D’autres, au village, ont pour lui des regards étranges. Comme Lili, au comptoir de son bar, ou son père, l’ancien gardien de phare. Une photo disparaît, de vieux jouets réapparaissent.
L’histoire de Lambert intrigue la narratrice et l’homme l’attire. En veut-il à la mer ou bien aux hommes ? Dans les lamentations obsédantes du vent, chacun semble avoir quelque chose à taire.
Ma lecture
Relecture de ce roman dans le cadre du Club de Lecture sur le thème de la mer.
Dans le décor de ce village d’Omonville proche de La Hague et de ses usines chimiques, la narratrice, la quarantaine, observe et compte mais surtout elle tente de panser ses plaies sur cette côte balayée par les vents et les vagues depuis la perte de l’homme qu’elle aimait.
Elle a trouvé là la solitude nécessaire : elle compte les oiseaux, elle épie leurs attitudes, leurs habitudes….. Peut-être de là vient sa faculté d’observation car elle ne se contente pas des oiseaux, elle observe aussi ceux qui l’entourent, les humains.

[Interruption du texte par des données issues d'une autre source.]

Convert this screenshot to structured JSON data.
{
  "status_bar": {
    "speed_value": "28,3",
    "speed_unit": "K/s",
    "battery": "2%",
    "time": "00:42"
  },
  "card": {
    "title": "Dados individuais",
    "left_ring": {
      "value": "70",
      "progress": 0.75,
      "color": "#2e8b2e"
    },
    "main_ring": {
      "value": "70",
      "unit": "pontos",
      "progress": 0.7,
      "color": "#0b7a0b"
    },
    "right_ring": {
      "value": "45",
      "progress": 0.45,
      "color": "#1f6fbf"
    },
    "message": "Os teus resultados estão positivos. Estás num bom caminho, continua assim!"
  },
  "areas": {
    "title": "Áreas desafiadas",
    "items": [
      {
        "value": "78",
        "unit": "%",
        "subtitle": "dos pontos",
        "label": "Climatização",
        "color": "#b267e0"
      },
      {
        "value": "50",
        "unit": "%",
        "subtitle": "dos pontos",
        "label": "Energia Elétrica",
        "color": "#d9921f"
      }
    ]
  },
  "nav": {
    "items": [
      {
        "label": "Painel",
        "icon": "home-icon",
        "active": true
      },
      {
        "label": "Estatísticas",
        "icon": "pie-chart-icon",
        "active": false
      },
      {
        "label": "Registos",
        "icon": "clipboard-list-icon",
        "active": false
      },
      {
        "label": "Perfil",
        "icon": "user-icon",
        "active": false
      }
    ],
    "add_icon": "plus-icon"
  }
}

Et ici, les humains ont de lourds secrets, des non-dits, des rancunes tenaces.
Elle vit dans une maison, la Griffue, où vivent également Raphaël et Morgane, frère et soeur mais à la relation fusionnelle. Lui sculpteur, artiste, elle, vit de petits boulots, de rencontres. Il y a Max, homme simple qui construit son bateau de pêche, amoureux de Morgane, il y a Monsieur Anselme qui a connu Jacques Prévert, qui a vécu là ses dernières années, il y a Théo, vieillard taiseux, vivant seul entouré de ses chats, la Mère et Lilli sa fille qui sert à l’auberge.
A l’arrivée de Lambert, la narratrice va tenter de comprendre les regards, les mots, les silences, les questions sans réponse de ce microcosme lourd et pesant.
Quand on ne se questionne plus on meurt.(p197)
C’est un roman relu avec autant de plaisir que la première fois grâce à l’écriture de Claudie Gallay. Fine, ciselée, efficace, on est projeté sur ces falaises où la rudesse du paysage et du climat servent à merveille la quête de cette femme détruite, blessée et solitaire qui cherche à travers les questionnements sur ces voisins, des réponses à sa détresse, au manque de l’être aimé.
Le manque de toi, je l’ai eu. Je ne l’avais plus. J’aurais voulu l’avoir toujours. C’est ce manque qui me manquait, mais ce manque, ce n’était déjà plus toi. (p506)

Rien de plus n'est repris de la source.